Sidestepping that cloyingly creepy comment, I clapped my hands, my thighs, and made to leave. “Sweet. Lemme know when we’ve got written confirmation, and I’ll book the tickets.”
“Hold your horses there, Rhys. Don’t be racing off without my permission. I’m cool with shifting the dates on Harry Potter land or whatever it’s called. But we’re not doing the bleeding heart charity nonsense.”
“And why,” the hell, “not?” That last little dollop of politeness was all I had left.
“Because you’ve made the fatal mistake, Bas, of misconstruing good publicity for the movie and franchise, with good publicity for yourself. And before you open that smart mouth of yours - no, they’re not one and the same. You wanna wipe UNICEF kid’s noses? Go right ahead, but do it on your own dime -”
“I already suggested that-” my enamel eroded slightly during that ground out sentence.
“And your own time. Would we have Harry Potter headlines hobbling every other step of entertainment news? Undoubtedly. But I know for an unassailable fact that your name’s liable to crop up more than anything else. And, to me, that’s unacceptable.” He swiped his wrist to brush off any further discourse and turned to his seccie off to the side. “In fact, send this down the marketing pipeline. I wanna keep that private screening idea but sell it to the fat pocket Potter nerds. What do you say? Rent out the park, reel in the whales, and have ‘em spout half a K a pop? That’ll earn back a good chunk of op cost beyond the weeks of positive press.”
Did this guy just seriously take my attempt at altruism and swap it for a quick buck? “Yo.” I let heat seep into my voice without an ounce of warmth.

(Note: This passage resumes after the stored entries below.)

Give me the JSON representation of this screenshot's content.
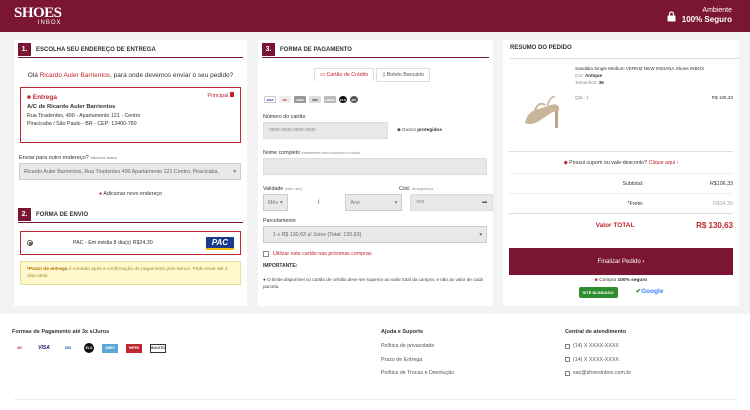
{
  "header": {
    "logo_main": "SHOES",
    "logo_sub": "INBOX",
    "secure_line1": "Ambiente",
    "secure_line2": "100% Seguro"
  },
  "delivery": {
    "num": "1.",
    "title": "ESCOLHA SEU ENDEREÇO DE ENTREGA",
    "greet_pre": "Olá ",
    "user": "Ricardo Auler Barrientos",
    "greet_post": ", para onde devemos enviar o seu pedido?",
    "addr_tag": "Principal",
    "addr_name": "Entrega",
    "addr_to": "A/C de Ricardo Auler Barrientos",
    "addr_line1": "Rua Tiradentes, 490 - Apartamento 121 - Centro",
    "addr_line2": "Piracicaba / São Paulo - BR - CEP: 13400-760",
    "other_label": "Enviar para outro endereço?",
    "other_hint": "Selecione abaixo",
    "select_value": "Ricardo Auler Barrientos, Rua Tiradentes 490 Apartamento 121 Centro, Piracicaba,",
    "add_new": "Adicionar novo endereço"
  },
  "shipping": {
    "num": "2.",
    "title": "FORMA DE ENVIO",
    "option": "PAC - Em média 8 dia(s) R$24,30",
    "carrier": "PAC",
    "warn_bold": "*Prazo de entrega",
    "warn_text": " é contado após a confirmação de pagamento pelo banco. Pode levar até 3 dias úteis."
  },
  "payment": {
    "num": "3.",
    "title": "FORMA DE PAGAMENTO",
    "tab_card": "Cartão de Crédito",
    "tab_boleto": "Boleto Bancário",
    "card_number_label": "Número do cartão",
    "card_number_placeholder": "0000 0000 0000 0000",
    "protected_pre": "Dados ",
    "protected_bold": "protegidos",
    "name_label": "Nome completo",
    "name_hint": "exatamente como impresso no cartão",
    "validity_label": "Validade",
    "validity_hint": "(mês / ano)",
    "month": "Mês",
    "year": "Ano",
    "sep": "/",
    "cvv_label": "Cód.",
    "cvv_hint": "de segurança",
    "cvv_placeholder": "000",
    "installments_label": "Parcelamento",
    "installments_value": "1 x R$ 130,63 s/ Juros (Total: 130,63)",
    "save_card": "Utilizar este cartão nas próximas compras",
    "important": "IMPORTANTE:",
    "note": "O limite disponível no cartão de crédito deve ser superior ao valor total da compra, e não ao valor de cada parcela.",
    "cards": [
      "VISA",
      "MC",
      "AMEX",
      "DIN",
      "HIPER",
      "ELO",
      "MC"
    ]
  },
  "summary": {
    "title": "RESUMO DO PEDIDO",
    "product_name": "Sandália Single Medium VERNIZ NEW INDIANA Shoes INBOX",
    "color_label": "Cor: ",
    "color": "Antique",
    "size_label": "Tamanhos: ",
    "size": "36",
    "qty": "Qtd.: 1",
    "price": "R$ 106,33",
    "coupon_text": "Possui cupom ou vale-desconto? ",
    "coupon_link": "Clique aqui",
    "subtotal_label": "Subtotal:",
    "subtotal": "R$106,33",
    "freight_label": "*Frete:",
    "freight": "R$24,30",
    "total_label": "Valor TOTAL",
    "total": "R$ 130,63",
    "button": "Finalizar Pedido",
    "safe_pre": "Compra ",
    "safe_bold": "100% seguro",
    "badge1": "SITE BLINDADO",
    "badge2": "Google"
  },
  "footer": {
    "pay_title": "Formas de Pagamento até 3x s/Juros",
    "pay_cards": [
      "MC",
      "VISA",
      "DIN",
      "ELO",
      "AMEX",
      "HIPER",
      "BOLETO"
    ],
    "help_title": "Ajuda e Suporte",
    "help_links": [
      "Política de privacidade",
      "Prazo de Entrega",
      "Política de Trocas e Devolução"
    ],
    "contact_title": "Central de atendimento",
    "contacts": [
      "(14) X XXXX-XXXX",
      "(14) X XXXX-XXXX",
      "sac@shoesinbox.com.br"
    ]
  }
}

“Hm? You’re still here?” Jeff starting clacking at random buttons on his keyboard, “how do I turn off this fuc-!” bzzt.
“He rather neatly put the kibosh on those plans, didn’t he? Better half than nothing, I suppose.” David chuckled awkwardly while trying to pat me comfortingly on the shoulder. “Well, Bas, I must say, while our new itinerary may garner Harry Potter, and by extension you, another slew of fans. I very much doubt Jeff remains one of them.”
“Tsk.” There’s a lot I wanted to say in this moment, but not a word of it was poised to be remotely nice. So I kept quiet.
As slighted as I was rightfully feeling, I didn’t let it show - too much, at least. The only people for whom I truly felt sorry for were the admin staff. Who, taking one look at my disgruntled face, ducked back beneath their file forts.